At its heart for matrix operations Matlab uses optimized BLAS and similar libraries so if Matlab code is written to take advantage of them and that computation is the bottleneck you may indeed not find much in the way in speed improvement.
OTOH, if you write code that does a lot of dynamic memory reallocation as Matlab does transparently behind the scenes and convert that to static memory use and compile you may well see powers-of-ten improvements.
It's quite common and you'll find many postings as well the "mex-ing" compute-intensive functions is a significant performance boost which is simply compiling.
Matlab with time has improved the computation engine greatly with the JIT compiler--otoh, much of that performance gain has been "eaten up" by ever more complex functions and the introduction of the higher-level data abstractions.

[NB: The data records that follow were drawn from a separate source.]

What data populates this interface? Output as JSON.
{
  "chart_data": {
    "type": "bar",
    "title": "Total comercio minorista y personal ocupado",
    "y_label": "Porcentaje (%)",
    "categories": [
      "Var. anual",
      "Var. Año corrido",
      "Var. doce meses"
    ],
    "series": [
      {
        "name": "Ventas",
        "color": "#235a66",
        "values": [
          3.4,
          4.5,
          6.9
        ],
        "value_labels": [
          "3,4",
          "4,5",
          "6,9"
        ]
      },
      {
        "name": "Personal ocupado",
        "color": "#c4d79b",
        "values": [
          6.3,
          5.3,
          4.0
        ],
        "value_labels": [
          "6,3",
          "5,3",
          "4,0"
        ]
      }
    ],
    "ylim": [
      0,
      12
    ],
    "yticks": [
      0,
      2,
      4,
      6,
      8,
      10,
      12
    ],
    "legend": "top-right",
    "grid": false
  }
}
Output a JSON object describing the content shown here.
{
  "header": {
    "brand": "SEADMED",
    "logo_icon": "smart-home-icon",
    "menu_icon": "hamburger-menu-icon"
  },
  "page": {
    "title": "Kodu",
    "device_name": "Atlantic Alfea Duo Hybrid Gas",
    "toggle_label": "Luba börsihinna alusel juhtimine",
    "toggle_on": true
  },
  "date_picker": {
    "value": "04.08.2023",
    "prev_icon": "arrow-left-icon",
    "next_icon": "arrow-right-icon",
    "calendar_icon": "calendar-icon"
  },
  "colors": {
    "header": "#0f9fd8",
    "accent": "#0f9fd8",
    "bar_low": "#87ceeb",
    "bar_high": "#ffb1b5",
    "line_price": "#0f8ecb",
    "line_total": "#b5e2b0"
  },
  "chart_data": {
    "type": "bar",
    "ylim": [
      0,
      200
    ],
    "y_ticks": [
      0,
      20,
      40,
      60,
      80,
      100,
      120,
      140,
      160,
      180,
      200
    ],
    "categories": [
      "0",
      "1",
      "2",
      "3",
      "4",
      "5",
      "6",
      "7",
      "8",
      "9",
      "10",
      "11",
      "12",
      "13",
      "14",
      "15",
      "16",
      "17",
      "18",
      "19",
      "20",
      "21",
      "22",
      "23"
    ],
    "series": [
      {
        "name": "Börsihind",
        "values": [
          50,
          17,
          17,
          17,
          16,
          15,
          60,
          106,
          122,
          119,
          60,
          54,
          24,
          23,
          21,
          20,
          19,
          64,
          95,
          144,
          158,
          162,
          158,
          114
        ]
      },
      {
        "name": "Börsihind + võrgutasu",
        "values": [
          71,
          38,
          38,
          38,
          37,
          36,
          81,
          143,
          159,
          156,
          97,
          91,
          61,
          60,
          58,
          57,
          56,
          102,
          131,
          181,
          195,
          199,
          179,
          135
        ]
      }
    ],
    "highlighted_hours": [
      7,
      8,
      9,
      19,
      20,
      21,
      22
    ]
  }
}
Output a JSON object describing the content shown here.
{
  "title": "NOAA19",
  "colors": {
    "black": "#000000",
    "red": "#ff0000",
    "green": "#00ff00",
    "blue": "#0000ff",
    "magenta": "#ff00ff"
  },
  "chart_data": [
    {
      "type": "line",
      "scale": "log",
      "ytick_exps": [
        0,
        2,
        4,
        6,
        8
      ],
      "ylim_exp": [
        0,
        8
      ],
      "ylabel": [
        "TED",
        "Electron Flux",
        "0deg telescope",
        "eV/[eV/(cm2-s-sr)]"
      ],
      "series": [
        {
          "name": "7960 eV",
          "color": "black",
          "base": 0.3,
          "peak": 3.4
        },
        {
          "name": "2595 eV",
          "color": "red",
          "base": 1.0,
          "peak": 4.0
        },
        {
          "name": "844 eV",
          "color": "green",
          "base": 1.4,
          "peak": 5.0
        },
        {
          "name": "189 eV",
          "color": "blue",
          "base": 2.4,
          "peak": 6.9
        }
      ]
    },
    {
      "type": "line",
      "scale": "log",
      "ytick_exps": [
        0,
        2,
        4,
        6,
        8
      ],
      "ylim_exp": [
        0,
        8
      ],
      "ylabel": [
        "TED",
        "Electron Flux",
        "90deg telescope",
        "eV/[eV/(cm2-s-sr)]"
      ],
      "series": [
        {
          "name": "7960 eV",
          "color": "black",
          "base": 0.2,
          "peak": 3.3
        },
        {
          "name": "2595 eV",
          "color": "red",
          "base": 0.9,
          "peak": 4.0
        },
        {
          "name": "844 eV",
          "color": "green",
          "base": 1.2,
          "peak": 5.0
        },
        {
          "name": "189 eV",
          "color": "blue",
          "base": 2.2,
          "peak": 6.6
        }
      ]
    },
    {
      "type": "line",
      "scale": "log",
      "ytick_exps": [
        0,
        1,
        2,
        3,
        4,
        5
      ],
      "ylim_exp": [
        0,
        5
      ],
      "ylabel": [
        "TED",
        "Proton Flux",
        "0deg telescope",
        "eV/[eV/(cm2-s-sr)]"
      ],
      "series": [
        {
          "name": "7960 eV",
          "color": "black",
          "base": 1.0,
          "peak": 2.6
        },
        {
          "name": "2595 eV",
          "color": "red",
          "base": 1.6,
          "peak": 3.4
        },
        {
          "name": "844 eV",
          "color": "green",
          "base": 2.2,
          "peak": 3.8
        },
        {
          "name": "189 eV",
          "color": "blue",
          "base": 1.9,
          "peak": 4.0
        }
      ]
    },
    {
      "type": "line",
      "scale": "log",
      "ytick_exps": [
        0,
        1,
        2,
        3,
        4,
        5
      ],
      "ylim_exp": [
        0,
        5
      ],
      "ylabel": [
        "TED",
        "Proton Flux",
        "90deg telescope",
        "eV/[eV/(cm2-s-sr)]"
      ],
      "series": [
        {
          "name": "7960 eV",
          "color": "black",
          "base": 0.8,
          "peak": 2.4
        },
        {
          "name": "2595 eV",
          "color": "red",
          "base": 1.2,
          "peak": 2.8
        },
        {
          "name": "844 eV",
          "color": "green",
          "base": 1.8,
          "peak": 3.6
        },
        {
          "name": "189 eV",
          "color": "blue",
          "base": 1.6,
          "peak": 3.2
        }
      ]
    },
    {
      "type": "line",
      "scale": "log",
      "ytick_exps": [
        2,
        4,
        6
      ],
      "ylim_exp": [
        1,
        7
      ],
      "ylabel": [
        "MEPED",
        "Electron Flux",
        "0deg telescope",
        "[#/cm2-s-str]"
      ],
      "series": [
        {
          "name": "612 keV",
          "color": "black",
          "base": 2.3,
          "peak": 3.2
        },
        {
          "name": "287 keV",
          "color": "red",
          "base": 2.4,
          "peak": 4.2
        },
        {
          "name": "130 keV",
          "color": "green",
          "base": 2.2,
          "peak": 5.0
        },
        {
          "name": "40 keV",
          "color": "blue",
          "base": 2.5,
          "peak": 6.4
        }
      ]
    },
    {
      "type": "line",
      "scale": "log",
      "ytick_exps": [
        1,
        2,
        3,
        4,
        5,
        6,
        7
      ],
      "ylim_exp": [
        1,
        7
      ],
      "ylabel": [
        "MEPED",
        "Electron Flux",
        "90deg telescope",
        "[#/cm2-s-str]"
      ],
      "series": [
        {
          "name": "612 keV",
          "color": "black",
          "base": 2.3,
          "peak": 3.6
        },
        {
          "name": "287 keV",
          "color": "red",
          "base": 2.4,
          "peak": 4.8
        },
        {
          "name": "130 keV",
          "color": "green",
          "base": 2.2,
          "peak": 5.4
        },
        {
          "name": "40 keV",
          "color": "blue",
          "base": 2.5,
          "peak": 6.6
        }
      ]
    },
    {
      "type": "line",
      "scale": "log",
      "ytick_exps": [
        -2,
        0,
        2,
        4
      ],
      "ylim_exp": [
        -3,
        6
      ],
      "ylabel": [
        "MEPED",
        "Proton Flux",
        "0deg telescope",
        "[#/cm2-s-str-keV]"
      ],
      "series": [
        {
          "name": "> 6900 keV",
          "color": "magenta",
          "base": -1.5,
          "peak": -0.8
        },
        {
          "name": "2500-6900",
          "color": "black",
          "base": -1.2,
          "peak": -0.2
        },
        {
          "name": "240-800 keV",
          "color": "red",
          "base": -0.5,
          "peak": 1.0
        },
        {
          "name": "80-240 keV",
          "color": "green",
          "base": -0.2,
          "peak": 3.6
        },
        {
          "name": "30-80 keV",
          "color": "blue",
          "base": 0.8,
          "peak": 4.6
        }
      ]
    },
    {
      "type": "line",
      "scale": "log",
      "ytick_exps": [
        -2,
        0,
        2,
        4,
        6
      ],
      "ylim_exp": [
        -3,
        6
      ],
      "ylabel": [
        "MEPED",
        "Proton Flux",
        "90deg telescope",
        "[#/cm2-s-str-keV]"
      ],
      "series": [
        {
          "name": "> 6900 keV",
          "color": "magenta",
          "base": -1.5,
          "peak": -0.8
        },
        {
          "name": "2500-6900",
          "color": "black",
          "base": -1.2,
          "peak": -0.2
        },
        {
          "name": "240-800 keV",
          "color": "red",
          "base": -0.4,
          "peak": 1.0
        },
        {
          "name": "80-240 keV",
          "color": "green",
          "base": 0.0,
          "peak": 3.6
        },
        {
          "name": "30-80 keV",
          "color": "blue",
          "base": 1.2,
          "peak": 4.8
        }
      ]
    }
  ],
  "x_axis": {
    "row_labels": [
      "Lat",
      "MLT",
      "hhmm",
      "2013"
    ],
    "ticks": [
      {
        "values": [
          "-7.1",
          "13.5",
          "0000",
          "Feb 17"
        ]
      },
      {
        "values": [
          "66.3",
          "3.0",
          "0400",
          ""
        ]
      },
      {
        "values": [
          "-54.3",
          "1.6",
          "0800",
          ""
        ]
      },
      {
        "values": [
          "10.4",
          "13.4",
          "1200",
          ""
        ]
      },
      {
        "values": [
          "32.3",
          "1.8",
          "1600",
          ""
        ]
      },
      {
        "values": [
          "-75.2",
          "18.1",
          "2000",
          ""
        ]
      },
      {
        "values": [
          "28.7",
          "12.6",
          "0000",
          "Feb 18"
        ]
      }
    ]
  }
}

All in all, the Matlab approach should be to first implement an algorithm in high level, easily readable code using the features of Matlab (primarily vectorization and preallocation) appropriately. Once one has a functional program, if performance is an issue, then use the profiler and begin to look at how to optimize the bottleneck(s). Generally one finds a small area is usually the prime culprit and seeing it can often lead to alternate ideas for the specific solution. Of course, one should never forget that far more often the real gains in performance do not come from tweaking on a few machine cycles here and there in an algorithm but a whole new and more compute-efficient algorithm itself.